The “Bucktales” database is drawn from more than 60 hours of drone footage taken of blackbucks in a sanctuary in Rajasthan, India. It is the only published dataset of wild animals recorded using multiple drones. Of those 60 hours, the team manually annotated approximately 12 minutes of footages with special focus on long sequences. These annotations mean that the identity and trajectories of hundreds of individual blackbucks have been confirmed by human observation or “ground truthing,” which is the essential step to train algorithms that can automate the process of identifying and tracking animals.
“This was the back breaking part of the work,” says Akanksha Rathore. “In algorithmic development, twelve minutes of annotated video is very, very long. It involved a team of domain experts annotating over a million bounding boxes to create this dataset. One of the co-authors also created a ‘How-To’ video so other biologists can follow these steps to create their own dataset,” she says.
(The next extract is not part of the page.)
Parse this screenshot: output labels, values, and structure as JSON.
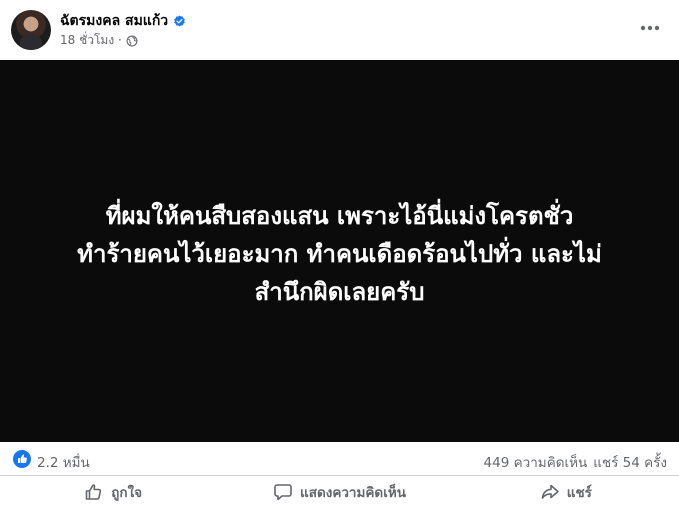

The effort allowed the team to “benchmark” seven of the current state-of-the-art algorithms available for identifying and tracking animals in video. “We show which algorithm works with the best accuracy for now, and also highlight challenges that need to be solved to improve the algorithms,” says Naik. A challenge that the study identified is that of processing time—current software options require eight hours to process just three minutes of video.
With their unique annotated and benchmarked dataset, the authors hope they can open the door for computer scientists to step in to help solve these challenges.
Crowdsourcing computer scientists
![Two men looking at the screen of a drone control unit](/644364/original-1734095425.jpg?t=eyJ3aWR0aCI6MjQ2LCJvYmpfaWQiOjY0NDM2NH0%3D--36dd75d2148f8d3a8d5e8c77b8a219d86206667d)
“It’s biologists crowd sourcing algorithmic development from computer scientists,” says Sridhar. “Video-based animal tracking and identification faces hard problems that biologists can’t solve on our own. We hope that by doing the hard work of annotating and benchmarking a very large dataset of animal videos, we can invite computer scientists to contribute positively to some of the biggest biological problems of our time.”
The Bucktales dataset, focused only on antelope, is the first step in what the authors hope will be an ecosystem of annotated databases. “We want to build a much larger system that works generically across taxa,” says Naik. “Then biologists can pick algorithms off the shelf because the methods will be tested on different animals.”
This algorithmic diversity can pave the way for drone-based video to be part of protecting the planet’s biodiversity. The ultimate goal would be for wildlife managers to be able to monitor threatened species by flying out a fleet of cheap, easy-to-use drones.
In India’s blackbuck sanctuaries, rangers are eagerly awaiting the day when this is possible. “The park authorities keep asking us if an algorithm exists that can automatically count blackbuck in videos,” says Sridhar. “They need to conduct annual census of the protected blackbuck population, but they have few resources to do so.”
Automated analysis of drone footage would solve the problem.
“We’re still far off that dream, but our published dataset is the first step to make it a reality,” he says.